É presente, no ideário popular, que uma pessoa que sofre cobrança indevida teria o direito à devolução em dobrodaquele valor. Em grande parte dos casos, no entanto, a expectativa se frustra e, sabendo disso, inúmeros prejudicados se limitam a pleitear a devolução simples, ou seja, a receber de volta apenas o valor pago indevidamente. Por qual motivo isso acontece?
É verdade que, de acordo com a legislação, quem cobra indevidamente tem a obrigação de devolver em dobro a quantia. Há previsão tanto no Código Civil quanto no Código de Defesa do Consumidor. Mas essa é apenas parte da história. A outra parte é que, segundo os tribunais, as cobranças regidas pelo Código Civil, quando indevidas, ensejariam devolução em dobro apenas quando comprovada a má-fé de quem a cobrou; quanto às relações regidas pelo Código de Defesa do Consumidor, havia certa controvérsia quanto a esse requisito.
Após anos de pronunciamentos conflitantes, o Superior Tribunal de Justiça (STJ) proferiu acórdão de mais de 100 páginas, no qual reenfrentou o tema para superar a controvérsia quanto à necessidade (ou desnecessidade) do elemento volitivo para justificar a repetição dobrada dos valores cobrados indevidamente. A solução se dá, de forma diferente, de acordo com a natureza da contratação.
Para as relações regidas pelo Código Civil, a repetição em dobro do indébito permanece sujeita à comprovação de culpa, seja negligência (descuido, desatenção ou falta de precauções necessárias), imprudência (precipitação ou falta de cautela) ou imperícia (ação desprovida da técnica necessária).
Por outro lado, o STJ estabeleceu que não é necessária demonstração de culpa para a repetição em dobro do indébito nas relações submetidas ao Código de Defesa do Consumidor, sejam relativas à prestação de serviços públicos ou privados.
A única distinção decorrente da natureza pública ou privada dos serviços é que, de acordo com o STJ, tratando-se de cobranças relativas a serviços públicos, ainda que prestados por particulares, sempre se justificou a repetição em dobro, sem qualquer demonstração de culpa do fornecedor, uma vez que o poder público e as concessionárias respondem objetivamente pelos danos causados a usuários e não usuários e, igualmente, devem ser responsabilizadas pela cobrança indevida, ou seja, sem a necessidade de demonstração de que agiram com culpa.
Soma-se a isso a necessidade imposta pelo microssistema de proteção dos consumidores, que são, de acordo com a decisão do STJ, "dezenas de milhões dos destinatários finais dos serviços públicos, afligidos por cobranças indevidas, personificam não só sujeitos vulneráveis, como também sujeitos indefesos e hipossuficientes econômica e juridicamente, ou seja, carentes em sentido lato, destituídos de meios financeiros, de informação e de acesso à justiça".
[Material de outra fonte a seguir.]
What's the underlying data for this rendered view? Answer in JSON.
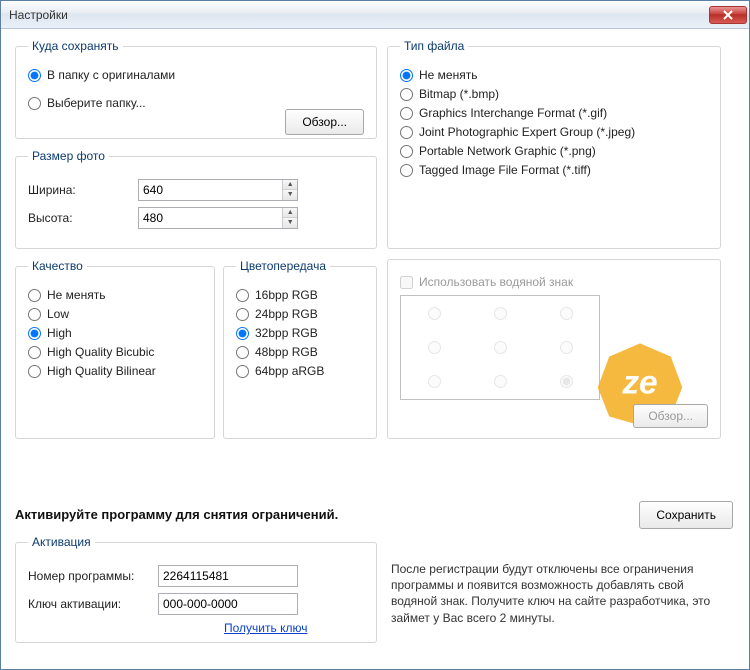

Quanto aos contratos que envolvem serviços não públicos, a solução dada pelo STJ é quase a mesma: o consumidor indevidamente cobrado tem direito à repetição em dobro, mas, como à época do julgamento, ainda havia dúvida a esse respeito, a norma passou a vincular todos os demais tribunais quanto às cobranças realizadas a partir da publicação do acórdão (30/03/2021) e as anteriores podem, ou não, receber o mesmo tratamento, a depender do entendimento de cada magistrado.
Por fim, é importante deixar claro: nem toda cobrança indevida ensejará repetição em dobro. O fornecedor poderá se eximir dessa obrigação quando demonstrar que agiu de boa-fé.
Se nos contratos regidos pelo Código Civil exige-se a demonstração da culpa de quem realizou a cobrança, a exigência se inverte nos regidos pelo Código de Defesa do Consumidor: cabe à defesa do fornecedor explicitar as razões objetivas que o levaram a, de boa-fé, proceder à cobrança.
O texto faz referência ao acórdão proferido pela Corte Especial do STJ no julgamento do EREsp 1.413.542-RS, rel. Min. Maria Thereza de Assis Moura, red. acórdão Min. Herman Benjamin, j. 21/10/2020.